Sous tutelle depuis avril, l’établissement de Valdoie (Territoire de Belfort) fait l’objet de la première information judiciaire pour « homicide involontaire ». « Le Monde » s’est procuré le rapport « glaçant » des administrateurs provisoires.
Les plaintes déposées contre les Ehpad à la suite des nombreux décès liés au Covid-19 ont-elles des chances d’aboutir, et des responsables d’être désignés ? Pour l’instant, l’unique information judiciaire de France ouverte concerne l’Ehpad de la Rosemontoise, pour des faits d’« homicide involontaire par violation manifestement délibérée d’une obligation de sécurité ou de prudence », et d’« abstention volontaire des mesures destinées à combattre un sinistre dangereux pour les personnes ». Trente personnes âgées et une aide-soignante sont mortes au printemps dernier dans cet établissement de Valdoie (Territoire de Belfort).

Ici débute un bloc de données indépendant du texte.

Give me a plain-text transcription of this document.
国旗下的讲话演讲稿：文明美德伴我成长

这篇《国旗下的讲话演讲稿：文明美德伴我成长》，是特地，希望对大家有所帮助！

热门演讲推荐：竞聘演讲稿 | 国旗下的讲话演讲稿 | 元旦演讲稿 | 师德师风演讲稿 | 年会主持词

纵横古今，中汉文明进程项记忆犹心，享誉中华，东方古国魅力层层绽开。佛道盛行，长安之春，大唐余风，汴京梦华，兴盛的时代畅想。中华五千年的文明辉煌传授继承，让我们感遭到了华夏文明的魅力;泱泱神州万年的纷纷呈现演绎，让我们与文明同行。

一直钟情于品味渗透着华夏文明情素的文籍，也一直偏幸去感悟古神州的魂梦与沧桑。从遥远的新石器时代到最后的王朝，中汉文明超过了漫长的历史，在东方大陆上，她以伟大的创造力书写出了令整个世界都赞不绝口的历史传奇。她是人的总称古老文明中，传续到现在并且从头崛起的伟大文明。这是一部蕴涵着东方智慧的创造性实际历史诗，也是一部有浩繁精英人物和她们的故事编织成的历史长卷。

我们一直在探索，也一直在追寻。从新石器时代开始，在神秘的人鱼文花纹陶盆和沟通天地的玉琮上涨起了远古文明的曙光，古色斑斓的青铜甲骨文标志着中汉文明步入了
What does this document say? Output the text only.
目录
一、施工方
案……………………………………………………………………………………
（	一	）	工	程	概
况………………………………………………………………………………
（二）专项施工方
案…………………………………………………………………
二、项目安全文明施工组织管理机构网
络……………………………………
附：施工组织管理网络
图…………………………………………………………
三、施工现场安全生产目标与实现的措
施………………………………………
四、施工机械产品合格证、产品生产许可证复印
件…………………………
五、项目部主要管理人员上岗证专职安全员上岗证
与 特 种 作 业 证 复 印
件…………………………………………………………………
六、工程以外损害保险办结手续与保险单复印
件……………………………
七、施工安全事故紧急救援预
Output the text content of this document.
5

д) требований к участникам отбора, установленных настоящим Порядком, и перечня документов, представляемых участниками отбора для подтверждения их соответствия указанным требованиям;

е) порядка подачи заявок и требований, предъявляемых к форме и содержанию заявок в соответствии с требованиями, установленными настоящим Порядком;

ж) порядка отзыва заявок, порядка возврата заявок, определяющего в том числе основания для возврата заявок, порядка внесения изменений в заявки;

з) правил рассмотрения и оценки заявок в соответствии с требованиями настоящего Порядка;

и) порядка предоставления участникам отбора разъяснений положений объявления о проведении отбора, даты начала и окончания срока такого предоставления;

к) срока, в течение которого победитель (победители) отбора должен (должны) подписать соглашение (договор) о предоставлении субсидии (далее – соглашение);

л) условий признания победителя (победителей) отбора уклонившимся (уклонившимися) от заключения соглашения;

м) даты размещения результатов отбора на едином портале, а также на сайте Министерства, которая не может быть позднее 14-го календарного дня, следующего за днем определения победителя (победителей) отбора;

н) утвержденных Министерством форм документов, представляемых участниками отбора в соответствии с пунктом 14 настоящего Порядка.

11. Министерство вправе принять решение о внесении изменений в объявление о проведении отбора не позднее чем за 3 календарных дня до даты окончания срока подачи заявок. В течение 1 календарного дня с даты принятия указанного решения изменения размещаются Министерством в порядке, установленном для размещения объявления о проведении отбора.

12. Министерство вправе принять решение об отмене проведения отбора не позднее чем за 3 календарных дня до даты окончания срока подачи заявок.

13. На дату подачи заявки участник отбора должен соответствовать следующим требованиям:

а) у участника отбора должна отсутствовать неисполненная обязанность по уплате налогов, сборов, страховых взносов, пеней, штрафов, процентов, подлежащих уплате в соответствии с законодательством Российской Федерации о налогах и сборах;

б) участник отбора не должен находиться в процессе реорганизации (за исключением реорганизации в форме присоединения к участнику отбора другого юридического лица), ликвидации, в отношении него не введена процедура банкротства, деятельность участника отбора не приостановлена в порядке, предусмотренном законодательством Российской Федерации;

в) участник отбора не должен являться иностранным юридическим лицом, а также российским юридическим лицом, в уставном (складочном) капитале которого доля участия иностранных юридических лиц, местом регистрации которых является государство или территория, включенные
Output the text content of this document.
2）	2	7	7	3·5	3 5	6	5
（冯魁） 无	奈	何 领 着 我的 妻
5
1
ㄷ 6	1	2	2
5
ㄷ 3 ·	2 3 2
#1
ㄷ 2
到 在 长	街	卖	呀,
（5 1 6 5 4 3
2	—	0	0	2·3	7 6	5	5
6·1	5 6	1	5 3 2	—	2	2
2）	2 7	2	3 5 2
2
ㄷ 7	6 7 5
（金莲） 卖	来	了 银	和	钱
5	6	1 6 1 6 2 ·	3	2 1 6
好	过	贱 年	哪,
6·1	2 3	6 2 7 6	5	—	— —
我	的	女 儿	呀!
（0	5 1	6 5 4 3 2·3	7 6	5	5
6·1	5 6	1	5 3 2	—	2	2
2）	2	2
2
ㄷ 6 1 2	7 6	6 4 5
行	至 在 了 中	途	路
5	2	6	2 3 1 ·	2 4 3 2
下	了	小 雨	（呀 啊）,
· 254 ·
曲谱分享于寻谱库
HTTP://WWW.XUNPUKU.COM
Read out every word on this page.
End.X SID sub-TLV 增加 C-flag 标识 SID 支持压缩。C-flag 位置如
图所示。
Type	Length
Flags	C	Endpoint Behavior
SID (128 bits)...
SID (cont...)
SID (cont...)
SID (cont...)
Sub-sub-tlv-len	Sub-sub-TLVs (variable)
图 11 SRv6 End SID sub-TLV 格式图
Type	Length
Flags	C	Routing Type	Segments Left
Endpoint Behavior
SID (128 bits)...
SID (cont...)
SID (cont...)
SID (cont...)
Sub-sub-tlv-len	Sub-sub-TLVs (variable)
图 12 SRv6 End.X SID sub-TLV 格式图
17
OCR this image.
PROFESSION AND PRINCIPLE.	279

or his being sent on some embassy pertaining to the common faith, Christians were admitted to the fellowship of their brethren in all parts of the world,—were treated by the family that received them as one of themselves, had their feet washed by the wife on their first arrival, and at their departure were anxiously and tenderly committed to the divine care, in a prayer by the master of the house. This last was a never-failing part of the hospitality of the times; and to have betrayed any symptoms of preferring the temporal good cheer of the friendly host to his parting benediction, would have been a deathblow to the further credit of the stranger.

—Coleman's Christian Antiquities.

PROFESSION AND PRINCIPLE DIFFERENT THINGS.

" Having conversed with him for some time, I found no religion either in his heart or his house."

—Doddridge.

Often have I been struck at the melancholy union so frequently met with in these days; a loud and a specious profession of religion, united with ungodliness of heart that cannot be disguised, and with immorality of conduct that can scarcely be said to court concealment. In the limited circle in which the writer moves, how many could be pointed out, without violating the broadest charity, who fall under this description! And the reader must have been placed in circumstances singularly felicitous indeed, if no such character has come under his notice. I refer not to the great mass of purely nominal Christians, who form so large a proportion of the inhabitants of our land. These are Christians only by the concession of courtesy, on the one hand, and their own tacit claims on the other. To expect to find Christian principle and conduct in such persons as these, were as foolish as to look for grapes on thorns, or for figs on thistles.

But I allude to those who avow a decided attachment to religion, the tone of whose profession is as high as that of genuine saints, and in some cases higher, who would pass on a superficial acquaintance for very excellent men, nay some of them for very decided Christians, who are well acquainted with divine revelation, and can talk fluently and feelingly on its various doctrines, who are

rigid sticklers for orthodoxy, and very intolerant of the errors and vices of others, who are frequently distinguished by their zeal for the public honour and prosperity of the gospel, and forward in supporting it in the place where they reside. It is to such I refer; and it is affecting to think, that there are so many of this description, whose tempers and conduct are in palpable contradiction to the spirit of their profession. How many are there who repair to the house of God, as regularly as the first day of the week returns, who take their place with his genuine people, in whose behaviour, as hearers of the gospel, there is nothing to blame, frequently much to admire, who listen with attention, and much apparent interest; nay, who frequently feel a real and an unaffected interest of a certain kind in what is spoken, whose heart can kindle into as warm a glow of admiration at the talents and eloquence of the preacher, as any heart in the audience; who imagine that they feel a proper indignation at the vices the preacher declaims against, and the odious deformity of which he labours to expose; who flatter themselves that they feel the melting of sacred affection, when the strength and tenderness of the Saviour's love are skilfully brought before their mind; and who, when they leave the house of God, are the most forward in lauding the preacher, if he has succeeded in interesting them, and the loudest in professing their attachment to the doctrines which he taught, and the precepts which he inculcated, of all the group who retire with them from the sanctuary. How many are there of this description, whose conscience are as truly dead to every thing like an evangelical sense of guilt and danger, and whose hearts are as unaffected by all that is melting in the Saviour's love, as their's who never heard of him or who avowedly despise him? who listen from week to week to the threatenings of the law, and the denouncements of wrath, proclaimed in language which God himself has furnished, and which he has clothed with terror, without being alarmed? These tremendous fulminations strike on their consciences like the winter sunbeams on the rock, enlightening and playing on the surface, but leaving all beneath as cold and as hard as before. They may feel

Une quarantaine de plaintes
Dans ce dossier, il y a quatre plaignants : Sébastien Lévêque, dont le père Bernard a été emporté à 73 ans par le Covid, sans explication ni rite funéraire ; les deux sœurs de Patricia Boulak, aide-soignante depuis 1989 à la Rosemontoise, décédée à 53 ans ; ainsi que l’ancienne maire de la ville Corinne Coudereau.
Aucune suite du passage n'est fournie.